January 2014 | Review by John Tredgett
  • Publisher: Creative 4 International (Martin Manser)
  • ISBN: 978-1-9096-8002-9
  • Pages: 1040
  • Price: 9.21

Book Review

Open your Bible: Old Testament commentary

Martin Manser (Ed.)
Creative 4 International,
1040 pages, £9.21 (Kindle)
ISBN: 978-1-9096-8002-9

In spite of its prodigious length, this book is largely devotional, designed to be read little and often. From Genesis to Malachi, the entire Old Testament is covered passage by passage.

     The book aims to provide short and accessible summaries or elaborations of each passage. ‘Conservative, evangelical scholarship’ (p.9) is said to underpin the exposition.

     The 39 Old Testament books are distributed among seven contributors, including Derek Kidner, John B. Taylor and H. L. Ellison. The result is gathered together in this weighty volume.

     Historical context appears to be the main goal of each commentary. However, this seemed to be to the detriment of insightful application of the biblical text. Indeed, I struggled to be stirred or challenged by what I read. Yes, ‘what’s happening’ seemed to be answered, but ‘What does it mean for me?’ or ‘See how great our God is!’ were somewhat sidelined.

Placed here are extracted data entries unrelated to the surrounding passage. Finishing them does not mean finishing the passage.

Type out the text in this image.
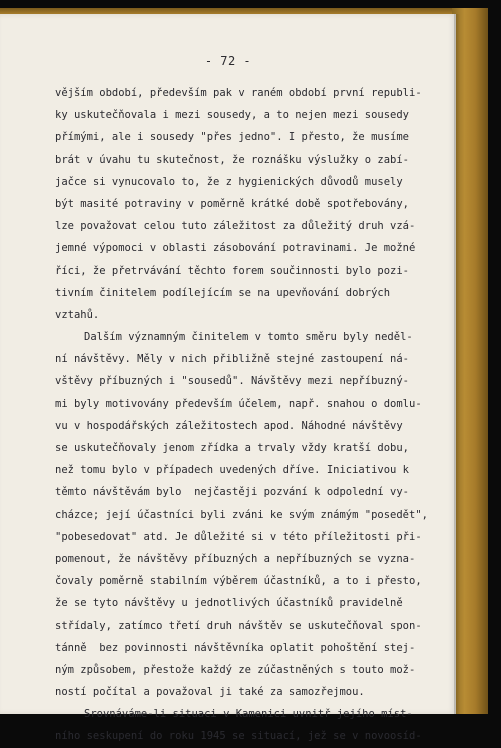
- 72 -
vějším období, především pak v raném období první republi-
ky uskutečňovala i mezi sousedy, a to nejen mezi sousedy
přímými, ale i sousedy "přes jedno". I přesto, že musíme
brát v úvahu tu skutečnost, že roznášku výslužky o zabí-
jačce si vynucovalo to, že z hygienických důvodů musely
být masité potraviny v poměrně krátké době spotřebovány,
lze považovat celou tuto záležitost za důležitý druh vzá-
jemné výpomoci v oblasti zásobování potravinami. Je možné
říci, že přetrvávání těchto forem součinnosti bylo pozi-
tivním činitelem podílejícím se na upevňování dobrých
vztahů.
Dalším významným činitelem v tomto směru byly neděl-
ní návštěvy. Měly v nich přibližně stejné zastoupení ná-
vštěvy příbuzných i "sousedů". Návštěvy mezi nepříbuzný-
mi byly motivovány především účelem, např. snahou o domlu-
vu v hospodářských záležitostech apod. Náhodné návštěvy
se uskutečňovaly jenom zřídka a trvaly vždy kratší dobu,
než tomu bylo v případech uvedených dříve. Iniciativou k
těmto návštěvám bylo  nejčastěji pozvání k odpolední vy-
cházce; její účastníci byli zváni ke svým známým "posedět",
"pobesedovat" atd. Je důležité si v této příležitosti při-
pomenout, že návštěvy příbuzných a nepříbuzných se vyzna-
čovaly poměrně stabilním výběrem účastníků, a to i přesto,
že se tyto návštěvy u jednotlivých účastníků pravidelně
střídaly, zatímco třetí druh návštěv se uskutečňoval spon-
tánně  bez povinnosti návštěvníka oplatit pohoštění stej-
ným způsobem, přestože každý ze zúčastněných s touto mož-
ností počítal a považoval ji také za samozřejmou.
Srovnáváme-li situaci v Kamenici uvnitř jejího míst-
ního seskupení do roku 1945 se situací, jež se v novoosíd-
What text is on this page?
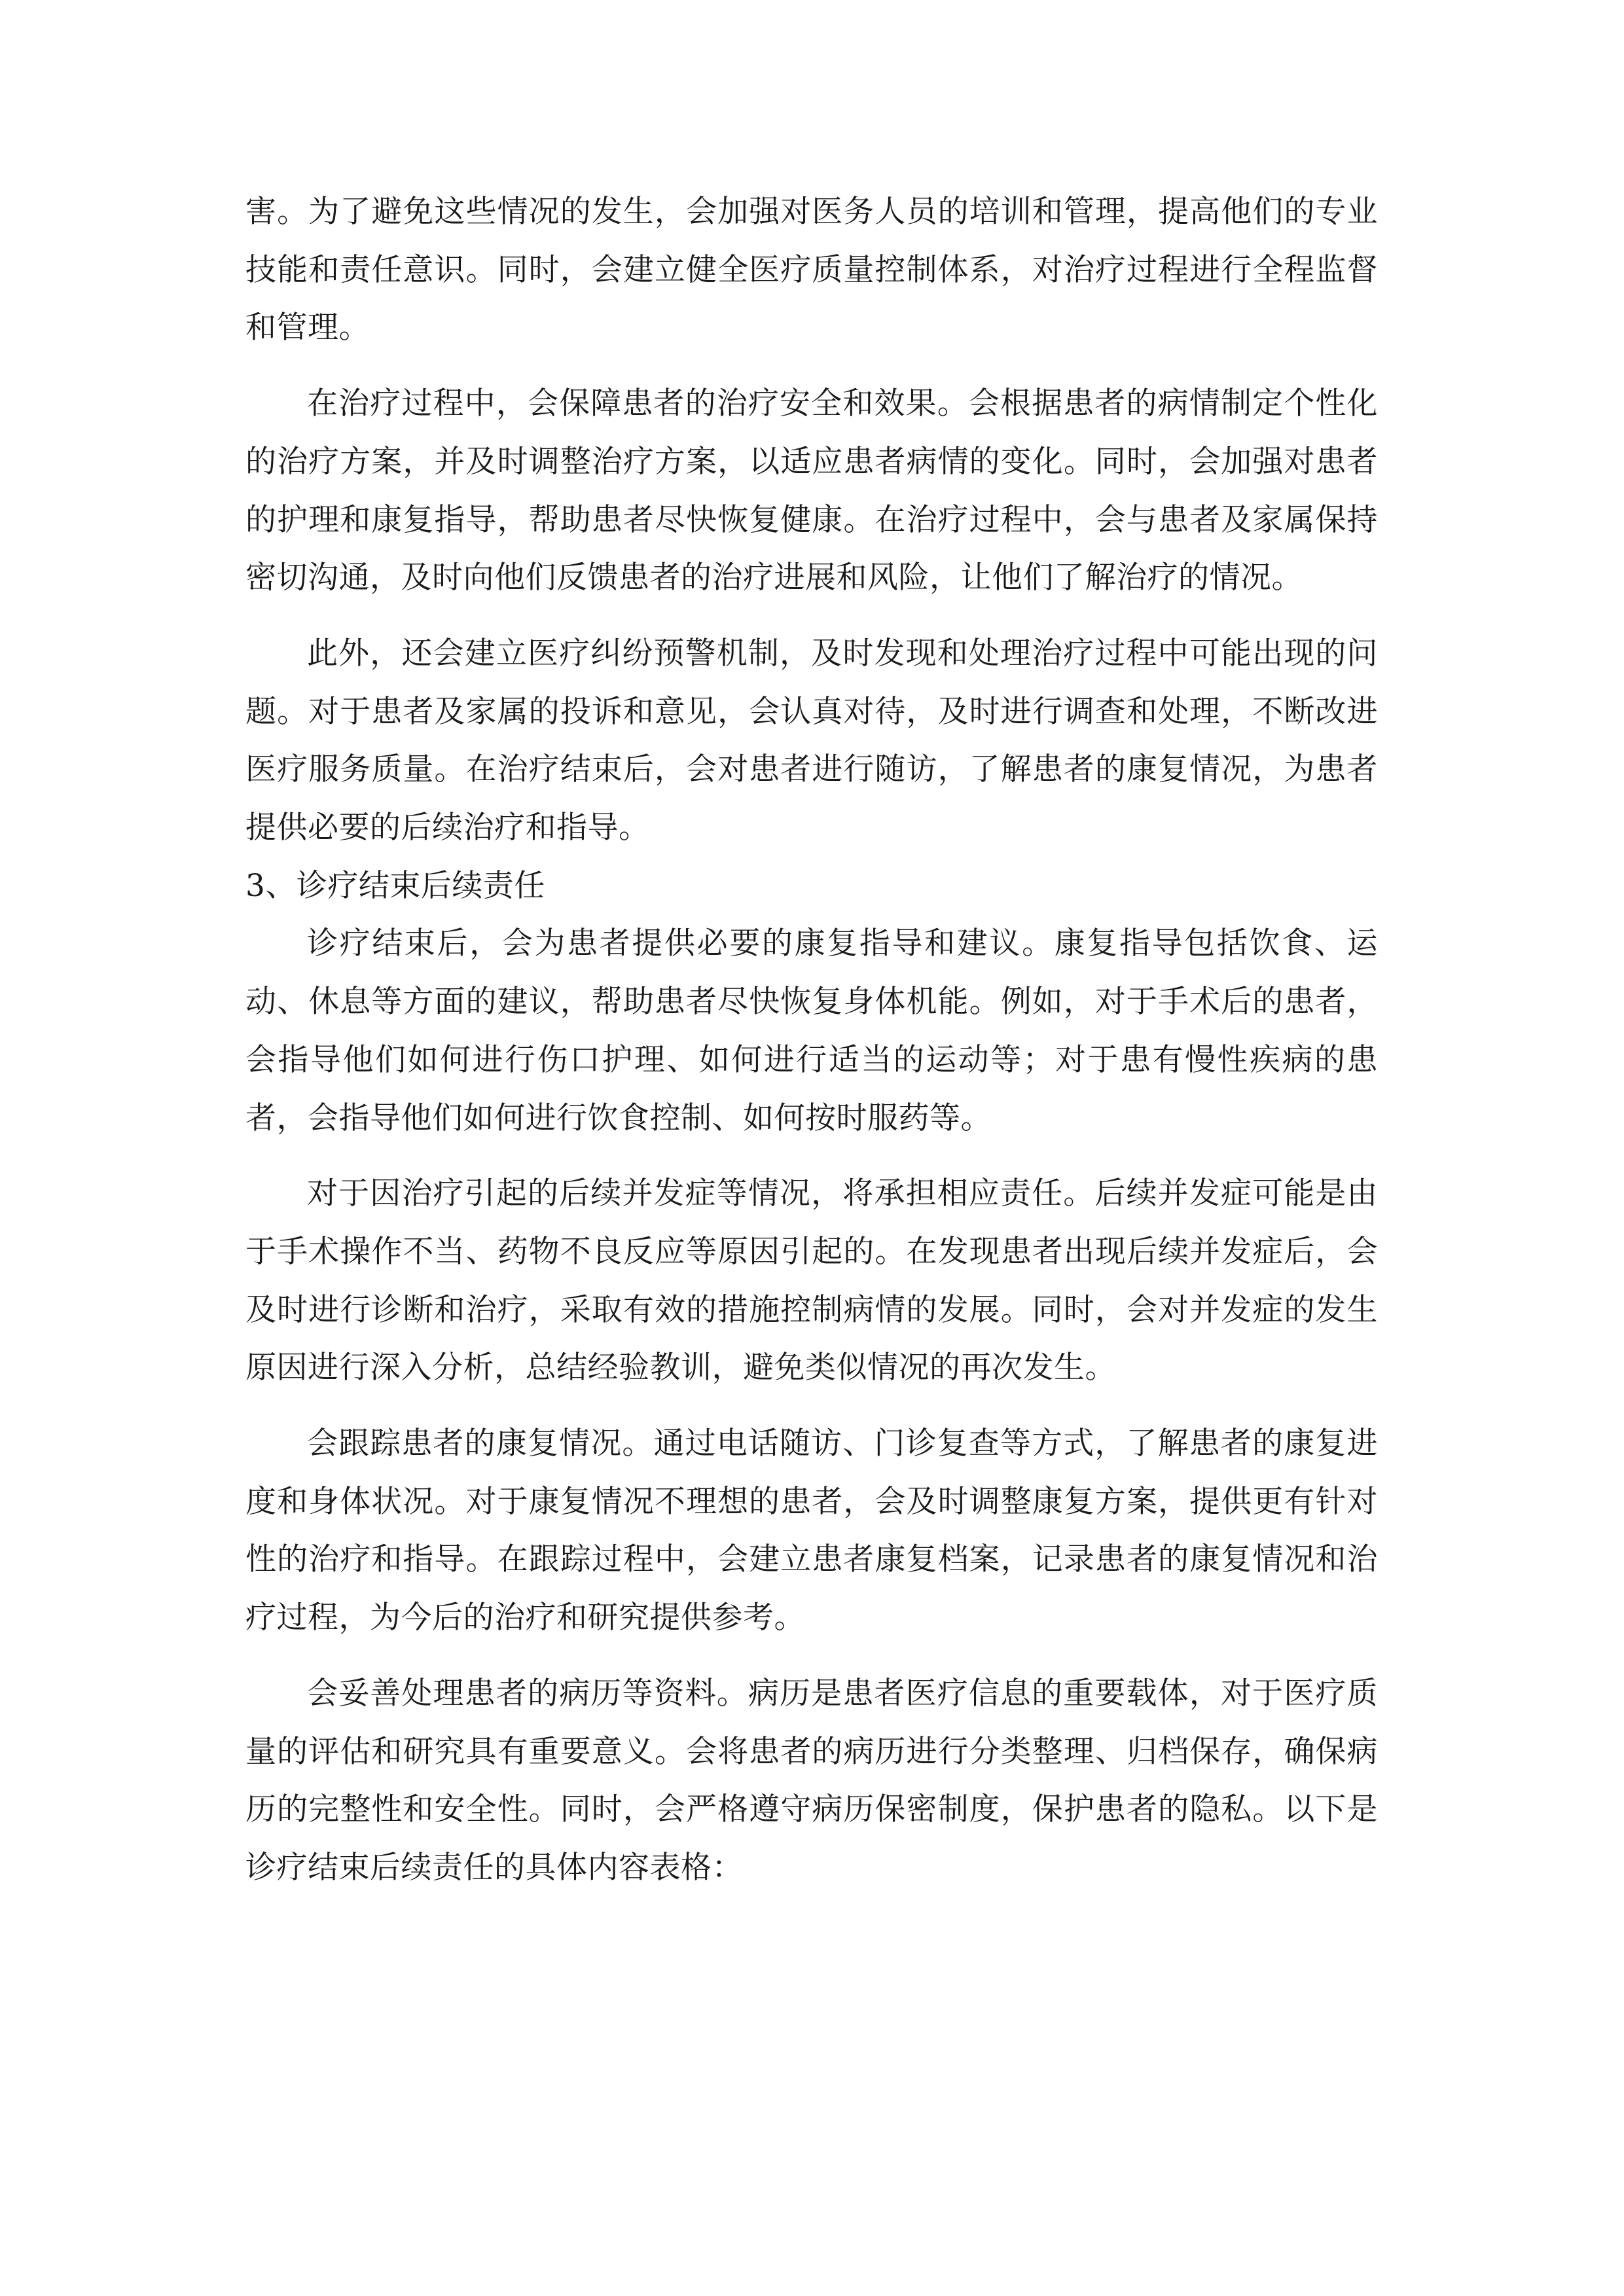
害。为了避免这些情况的发生，会加强对医务人员的培训和管理，提高他们的专业技能和责任意识。同时，会建立健全医疗质量控制体系，对治疗过程进行全程监督和管理。

在治疗过程中，会保障患者的治疗安全和效果。会根据患者的病情制定个性化的治疗方案，并及时调整治疗方案，以适应患者病情的变化。同时，会加强对患者的护理和康复指导，帮助患者尽快恢复健康。在治疗过程中，会与患者及家属保持密切沟通，及时向他们反馈患者的治疗进展和风险，让他们了解治疗的情况。

此外，还会建立医疗纠纷预警机制，及时发现和处理治疗过程中可能出现的问题。对于患者及家属的投诉和意见，会认真对待，及时进行调查和处理，不断改进医疗服务质量。在治疗结束后，会对患者进行随访，了解患者的康复情况，为患者提供必要的后续治疗和指导。

3、诊疗结束后续责任

诊疗结束后，会为患者提供必要的康复指导和建议。康复指导包括饮食、运动、休息等方面的建议，帮助患者尽快恢复身体机能。例如，对于手术后的患者，会指导他们如何进行伤口护理、如何进行适当的运动等；对于患有慢性疾病的患者，会指导他们如何进行饮食控制、如何按时服药等。

对于因治疗引起的后续并发症等情况，将承担相应责任。后续并发症可能是由于手术操作不当、药物不良反应等原因引起的。在发现患者出现后续并发症后，会及时进行诊断和治疗，采取有效的措施控制病情的发展。同时，会对并发症的发生原因进行深入分析，总结经验教训，避免类似情况的再次发生。

会跟踪患者的康复情况。通过电话随访、门诊复查等方式，了解患者的康复进度和身体状况。对于康复情况不理想的患者，会及时调整康复方案，提供更有针对性的治疗和指导。在跟踪过程中，会建立患者康复档案，记录患者的康复情况和治疗过程，为今后的治疗和研究提供参考。

会妥善处理患者的病历等资料。病历是患者医疗信息的重要载体，对于医疗质量的评估和研究具有重要意义。会将患者的病历进行分类整理、归档保存，确保病历的完整性和安全性。同时，会严格遵守病历保密制度，保护患者的隐私。以下是诊疗结束后续责任的具体内容表格：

     For instance, the commentary on Genesis 50 addresses issues of Egyptian funerary culture, but omits highlighting and celebrating Joseph’s remarkable insight into God’s sovereignty: ‘You meant evil against me, but God meant it for good’ (Genesis 50:20).

     David’s famous, fateful encounter with Goliath is another example. A perennial favourite in Sunday school, it is ideal for inspiring faith in young and old alike. However, in this book, literally half the commentary on this is spent addressing four textual difficulties in 1 Samuel 17. For a devotional, I believe that drawing out lessons and providing encouragement would be much more suitable and appreciated.

     A further, serious shortcoming is the naturalistic approach to miracles in Genesis. Taking Genesis literally is only mentioned in the context of what not to do (p.14). A local flood, a mortal prelapsarian Adam, and natural causes behind the destruction of Sodom and Gomorrah reveal a liberal approach to theology.

     Nonetheless, there is a fair amount of sound scholarship and helpful explanation of the text. Unfortunately, it is too few and far between for me to really recommend this book.